Caused by Concurrent Disorder

  1. Diabetogenic drugs
  2. Hyperadrenocorticism
  3. Diestrus (bitch)
  4. Acromegaly (cat)
  5. Infection, especially of oral cavity and urinary tract
  6. Hypothyroidism (dog)
  7. Hyperthyroidism (cat)
  8. Chronic kidney disease
  9. Hepatobiliary disease
  10. Chronic congestive heart failure
  11. Glucagonoma (dog)
  12. Pheochromocytoma
  13. Chronic inflammation, especially pancreatitis
  14. Pancreatic exocrine insufficiency
  15. Severe obesity
  16. Hyperlipidemia
  17. Neoplasia

Please respond with additional information and further questions or concerns if you wish.

Customer: replied 1 year ago.
Cleocatra does vomit fluids sometimes but \I though it was because of the excess drinking. What tests should my vest be doing?
Expert:  Dr. Michael Salkin replied 1 year ago.

Thank you for the additional information. A senior/geriatric diagnostic panel which includes a T4 (total thyroid) and fT4 (free thyroid) is your most cost effective manner in which to get to the bottom of this. It's important that her vet understand that although the normal range of T4 is usually quoted as 1.0-4.0 ug/dL, 2.0 ug/dL or higher suggests hyperthyroidism in a 15 year old cat. (To convert from ug/dL to nmol/L, multiply by 12.87. I don't know which units are used by Cleocatra's vet's lab.) I would be pleased to review the test results for you.

Please continue our conversation if you wish.

Customer: replied 1 year ago.
Thank you I will get back to you after I talked with my vet. in the meanwhile is there anything I can give her without a prescription to help her be calm so I can sleep
Expert:  Dr. Michael Salkin replied 1 year ago.

We have to be very careful what we give a 15 year old cat in the way of tranquilizers. A benzodiazepine such as diazepam or clorazepate might be considered. Some cats will become sedate after being dosed with diphenhydramine (Benadryl in the United States, not always the case outside the United States) at a dose of 2 mg/kg/1 mg/lb. You're quite welcome. I can't set a follow-up in this venue and so would appreciate your returning to our conversation with an update - even after rating - at a time of your choosing.

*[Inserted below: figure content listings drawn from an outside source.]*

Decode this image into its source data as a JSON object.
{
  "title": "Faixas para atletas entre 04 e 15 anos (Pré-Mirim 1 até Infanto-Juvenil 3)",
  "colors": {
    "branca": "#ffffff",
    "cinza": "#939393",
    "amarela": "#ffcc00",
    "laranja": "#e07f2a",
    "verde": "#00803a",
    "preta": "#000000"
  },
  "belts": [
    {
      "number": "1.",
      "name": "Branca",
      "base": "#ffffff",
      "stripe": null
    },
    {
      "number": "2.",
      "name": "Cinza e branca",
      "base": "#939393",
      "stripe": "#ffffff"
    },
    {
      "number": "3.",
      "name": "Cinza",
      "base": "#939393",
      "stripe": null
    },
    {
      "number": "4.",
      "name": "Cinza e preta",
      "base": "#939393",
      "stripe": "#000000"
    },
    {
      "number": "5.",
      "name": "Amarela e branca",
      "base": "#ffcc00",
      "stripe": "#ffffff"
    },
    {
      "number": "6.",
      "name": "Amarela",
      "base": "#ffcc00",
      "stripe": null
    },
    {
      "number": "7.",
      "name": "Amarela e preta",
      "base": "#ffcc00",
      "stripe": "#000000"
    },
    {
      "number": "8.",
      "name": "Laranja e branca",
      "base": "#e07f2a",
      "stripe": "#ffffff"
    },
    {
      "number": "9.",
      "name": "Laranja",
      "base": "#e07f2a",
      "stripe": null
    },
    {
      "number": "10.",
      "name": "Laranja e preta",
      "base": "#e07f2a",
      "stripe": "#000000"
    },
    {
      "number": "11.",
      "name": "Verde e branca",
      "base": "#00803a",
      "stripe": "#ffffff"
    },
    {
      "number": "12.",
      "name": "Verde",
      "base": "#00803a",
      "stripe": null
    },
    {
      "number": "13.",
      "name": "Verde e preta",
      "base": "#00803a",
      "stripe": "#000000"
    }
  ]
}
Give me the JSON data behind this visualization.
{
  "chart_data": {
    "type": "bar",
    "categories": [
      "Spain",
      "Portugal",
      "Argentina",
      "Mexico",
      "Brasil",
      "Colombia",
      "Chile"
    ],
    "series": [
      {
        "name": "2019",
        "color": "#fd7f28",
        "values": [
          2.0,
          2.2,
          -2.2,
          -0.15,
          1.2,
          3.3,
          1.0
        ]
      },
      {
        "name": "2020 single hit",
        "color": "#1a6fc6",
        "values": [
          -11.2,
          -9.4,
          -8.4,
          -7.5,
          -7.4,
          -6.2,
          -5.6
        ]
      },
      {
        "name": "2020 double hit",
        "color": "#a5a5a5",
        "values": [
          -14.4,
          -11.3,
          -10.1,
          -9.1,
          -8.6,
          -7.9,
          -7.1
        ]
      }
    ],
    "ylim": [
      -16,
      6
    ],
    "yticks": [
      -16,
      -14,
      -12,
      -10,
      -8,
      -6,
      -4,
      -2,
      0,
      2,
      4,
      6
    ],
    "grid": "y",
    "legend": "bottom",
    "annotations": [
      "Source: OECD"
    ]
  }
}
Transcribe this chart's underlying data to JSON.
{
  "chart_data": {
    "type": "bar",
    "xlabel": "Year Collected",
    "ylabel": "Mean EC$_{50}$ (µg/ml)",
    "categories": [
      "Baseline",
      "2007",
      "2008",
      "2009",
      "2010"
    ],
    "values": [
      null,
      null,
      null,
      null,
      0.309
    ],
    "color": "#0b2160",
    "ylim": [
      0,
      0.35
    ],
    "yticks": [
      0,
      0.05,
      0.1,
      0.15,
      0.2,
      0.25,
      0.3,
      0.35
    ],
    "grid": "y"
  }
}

Customer: replied 1 year ago.
You have been extremely helpful. My vet is coming over tomorrow to do more testing and will call in an expert. She said she is not hyperthyroidism because she has done the test. Thank you so much for your helpp
Expert:  Dr. Michael Salkin replied 1 year ago.

You're quite welcome. I can't set a follow-up in this venue and so would appreciate your returning to our conversation with an update - even after rating - at a time of your choosing.